Rogernomics purged the left from the Labour party (most quit in disgust, including you, right?), so when Douglas and Prebble quit to form ACT, the residual Labour was ripe for takeover by the venal, lazy timeservers. Sadly, since these timeservers reached a critical mass, they have snowballed to now comprise virtually the entire Labour caucus and party machine.

The inept Goff is left trying to manage a nearly talentless pack of factionalised backstabbers who care only for their sinecures.

Twyford has been the only one to show some spark over the Auckland supercity, but even then he and Labour offered no alternative. Shearer should by now have been spokesperson for something and helping Goff, but he has done nothing it seems. Dyson, Street, et al couldn't even muster the effort to raise a white flag...

And Goff's office seems shambolic. This may not be surprising - isn't John Pagani running it, and wasn't he one of Anderton's anti-democrats in the final days of the Parliamentary Alliance?

Cap that all off with the obvious antipathy between Goff and President Little (can't talk to each other about the most damning scandal in years to hit Labour ?@#?).

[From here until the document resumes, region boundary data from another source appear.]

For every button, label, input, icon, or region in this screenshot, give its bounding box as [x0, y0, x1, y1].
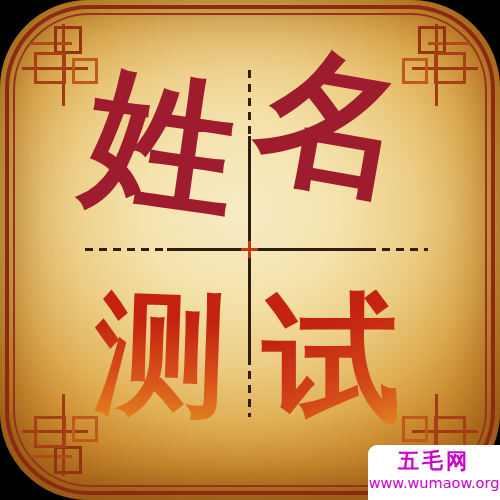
grid-vertical-dashed-bottom	[248, 357, 251, 417]
ornament-square	[54, 26, 82, 54]
grid-horizontal-solid-middle	[167, 248, 368, 251]
character-shi: 试	[258, 290, 406, 428]
watermark-site-url: www.wumaow.org	[368, 474, 500, 493]
ornament-square	[34, 52, 66, 84]
watermark-site-name: 五毛网	[368, 448, 500, 474]
grid-center-mark	[248, 241, 251, 258]
character-xing: 姓	[74, 58, 249, 228]
ornament-square	[434, 416, 466, 448]
character-ce: 测	[92, 286, 231, 423]
character-ming: 名	[246, 37, 406, 206]
ornament-square	[54, 446, 82, 474]
grid-horizontal-dashed-right	[368, 248, 428, 251]
ornament-square	[34, 416, 66, 448]
watermark: 五毛网 www.wumaow.org	[368, 445, 500, 500]
grid-horizontal-dashed-left	[85, 248, 167, 251]
ornament-square	[434, 52, 466, 84]
app-icon-canvas: 姓 名 测 试 五毛网 www.wumaow.org	[0, 0, 500, 500]
ornament-square	[418, 26, 446, 54]
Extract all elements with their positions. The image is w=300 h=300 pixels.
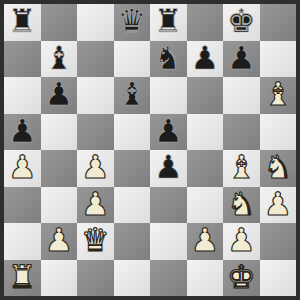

The left should flame Labour hard and constantly to eliminate it at this election as a viable alternative, then we can build up real socialist/green/indigenous alternatives. I say that reluctantly, but we can't change Labour when it is rife with talentless timeservers - they self-replicate with faction stacking selections (like in Manurewa and Mana).

Changing Goff won't help Labour unless Labour publicly renounce liberal capitalism and push for at least some worker's rights. Not just pretend they are different to National with smoke and mirrors. We're not fooled.

Labour's first test is to ensure they block Tizard from returning. She epitomises the evil Labour you describe.

Mad Marxist.

pdm said...

Whatever happens re the leadership I think we are looking at a Labour Party Vote of 20@ or lower on election day.